Fortunately, we we don’t need to outsmart the Google engineers; we just need to out maneuver the best algorithm the Google Engineers can come up with.

I do agree that it should be by invitation only, with the ip addresses logged for tracking purposes to keep potential spies out. -joker

Somehow I think that the 50 or so ex-NSA spooks working at Google just might be able to figure out a way to infiltrate our community. I’m assuming there are spies, but that’s just part of the game.

Others of you are concerned that making blackhat seo methods openly available will dilute their effectiveness. Yes, it will dilute the effectiveness of sloppy spam. But, considering that page jacking exploits were used prior to 1999, and widely known by 2003 before being actually used on Google Adsense this year, I don’t think we have too much to worry about.

Plus, an informed, collaborative black hat community will be able to foresee, adapt to, and possibly influence search engine algorithm evolutions.

For that, we need a common base of knowledge. We need to agree on terminology and concepts.

Enter the SEO Black Hat Wiki.

First things first. We need to decide which wiki engine to use. MediaWiki is an obvious choice as it’s behind the WikiPedia and well supported. But, Tiki wiki seems simpler and a bit hotter. Any expert advice on which engine to use?

Let me know if you would like to help steer the wiki, be editor/moderator, or simply contribute.

Please leave me comments /trackbacks on this. The level of interest, or lack of it, will determine if the black hat wiki ever gets off the ground.

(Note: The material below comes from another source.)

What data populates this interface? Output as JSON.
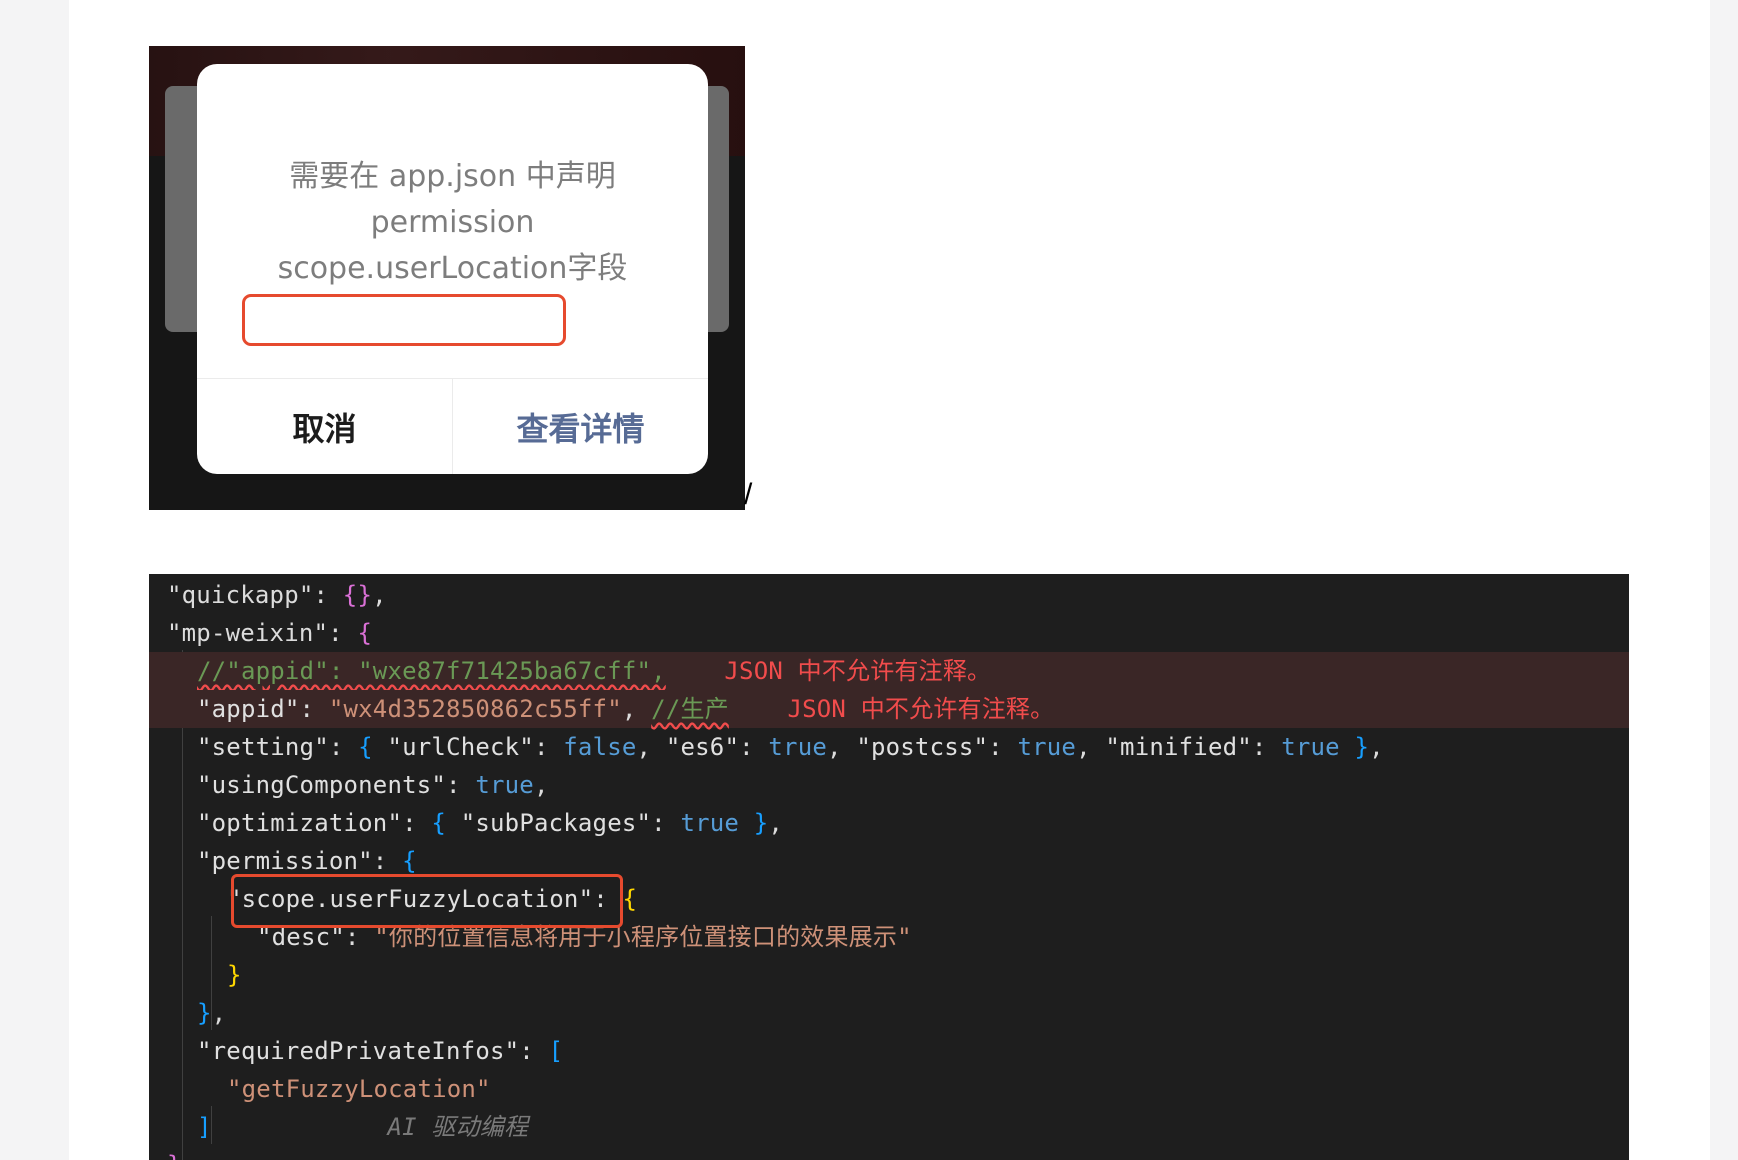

Avoid Common Splogging Mistakes

Jean Véronis excellent post, Google, Blogger and splogs explores some of the ways splogs can be algorithmically detected.

He shows how many splogs are so blatant that they are easily spotted:

[poor splogs] repeats the same words over and over again, so its vocabulary is much poorer than you would expect to find on a normal blog.

and

the distribution of outgoing links needs to be taken into account. If most of them point to the same site, something’s probably up. The number of incoming links is also an indicator: if there are a whole lot of them, and they come from very diverse sites, it is undoubtedly not a blog.

However, his conclusion:

It seems to me to be difficult to draw the line between sites which are worthless, useless or commercial (but nonetheless legitimate) on the one hand, and splogs on the other.

echoes the conclusion that seo black hats need to make search engine spam appear organic. Don’t fall into many of the common pitfalls: vary your outbound links, link to authorities, use intelligent computer generated contend.

Your splogs should not be easily spotted by a computer because of glaring statistically anomalies.